Poésies de Schiller/Le Fugitif
LE FUGITIF.
La brise vivifiante du matin s’élève, à travers les sombres rameaux de sapin apparaît la riante lumière, et des rayons dorés étincellent sur les nuages qui couronnent les montagnes. L’alouette salue avec gaieté, par ses chants mélodieux, le soleil qui sourit et s’enflamme dans les bras de la jeune Aurore.
Salut à toi, lumière ! tes rayons répandent la chaleur sur les coteaux et dans les plaines : les prairies reluisent comme des tapis d’argent, des milliers de soleils étincellent dans les perles de rosée.
Dans une douce fraîcheur commencent les jeux de la nature : les zéphyrs voltigent avec amour autour de la rose, et les campagnes riantes sont inondées de suaves parfums.

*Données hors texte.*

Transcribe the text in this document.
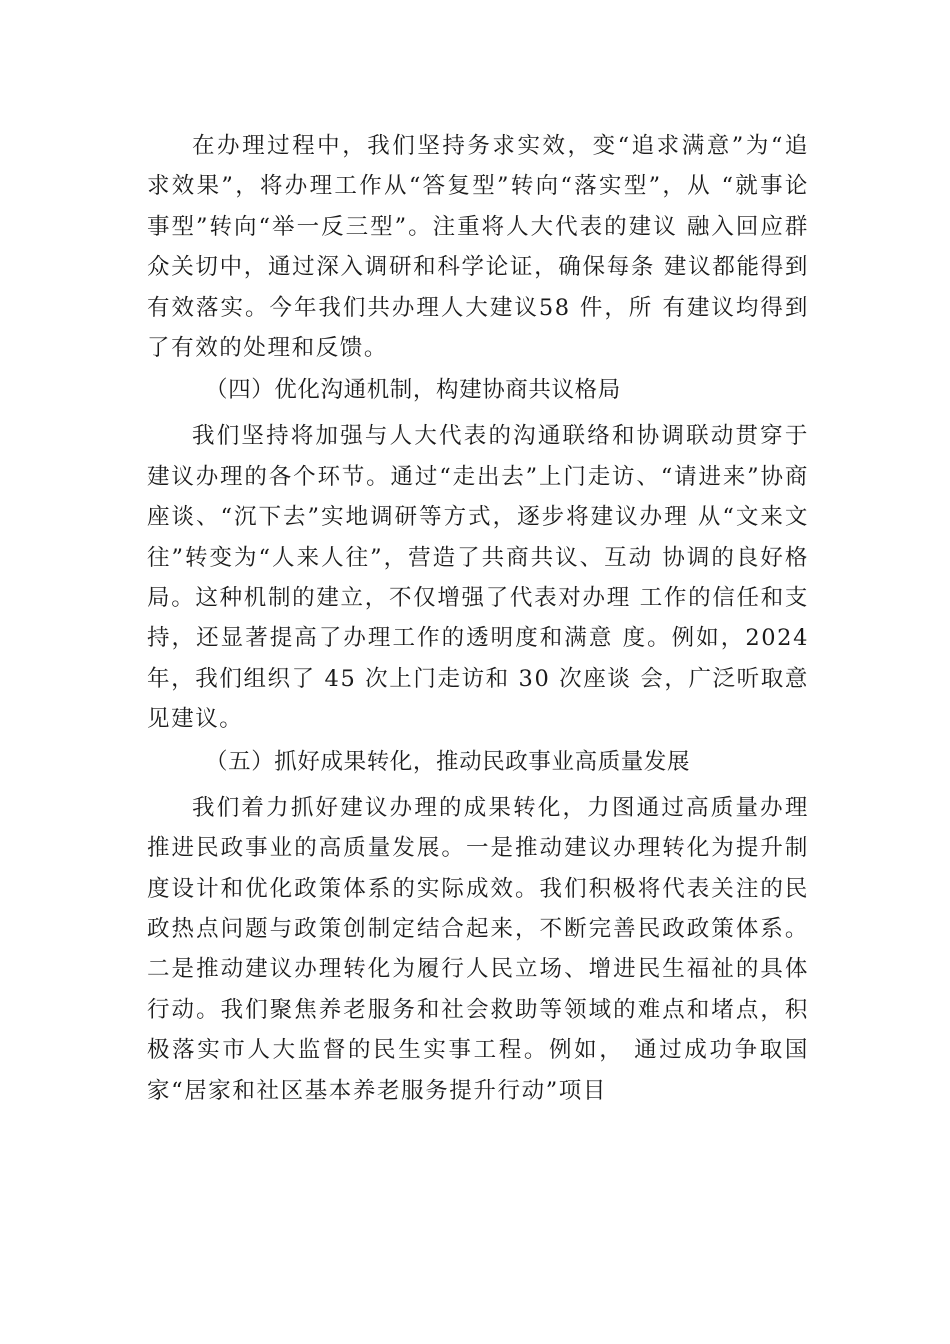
在办理过程中，我们坚持务求实效，变“追求满意”为“追求效果”，将办理工作从“答复型”转向“落实型”，从 “就事论事型”转向“举一反三型”。注重将人大代表的建议 融入回应群众关切中，通过深入调研和科学论证，确保每条 建议都能得到有效落实。今年我们共办理人大建议58 件，所 有建议均得到了有效的处理和反馈。

（四）优化沟通机制，构建协商共议格局

我们坚持将加强与人大代表的沟通联络和协调联动贯穿于建议办理的各个环节。通过“走出去”上门走访、“请进来”协商座谈、“沉下去”实地调研等方式，逐步将建议办理 从“文来文往”转变为“人来人往”，营造了共商共议、互动 协调的良好格局。这种机制的建立，不仅增强了代表对办理 工作的信任和支持，还显著提高了办理工作的透明度和满意 度。例如，2024 年，我们组织了 45 次上门走访和 30 次座谈 会，广泛听取意见建议。

（五）抓好成果转化，推动民政事业高质量发展

我们着力抓好建议办理的成果转化，力图通过高质量办理推进民政事业的高质量发展。一是推动建议办理转化为提升制度设计和优化政策体系的实际成效。我们积极将代表关注的民政热点问题与政策创制定结合起来，不断完善民政政策体系。二是推动建议办理转化为履行人民立场、增进民生福祉的具体行动。我们聚焦养老服务和社会救助等领域的难点和堵点，积极落实市人大监督的民生实事工程。例如， 通过成功争取国家“居家和社区基本养老服务提升行动”项目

Au-dessus des villes flottent des nuages de fumée : on entend hennir, piétiner les chevaux et courir les voitures dans la vallée retentissante : les bois sont animés ; l’aigle, le faucon, l’épervier planent dans l’air, élèvent leur vol jusqu’aux astres éblouissants.
Pour trouver la paix, où dois-je m’en aller, avec mon bâton de pèlerin ? La terre si riante, avec sa vie et sa jeunesse, n’est pour moi qu’un tombeau.
Lève-toi, lumière du matin, colore de tes baisers la bruyère et les champs. Reviens, crépuscule du soir ; brise de la nuit, assoupis dans tes doux murmures le monde fatigué. Aurore du matin, tu ne revêts de ta lumière qu’un champ de mort. Brise du soir, tu ne murmures que sur mon long sommeil.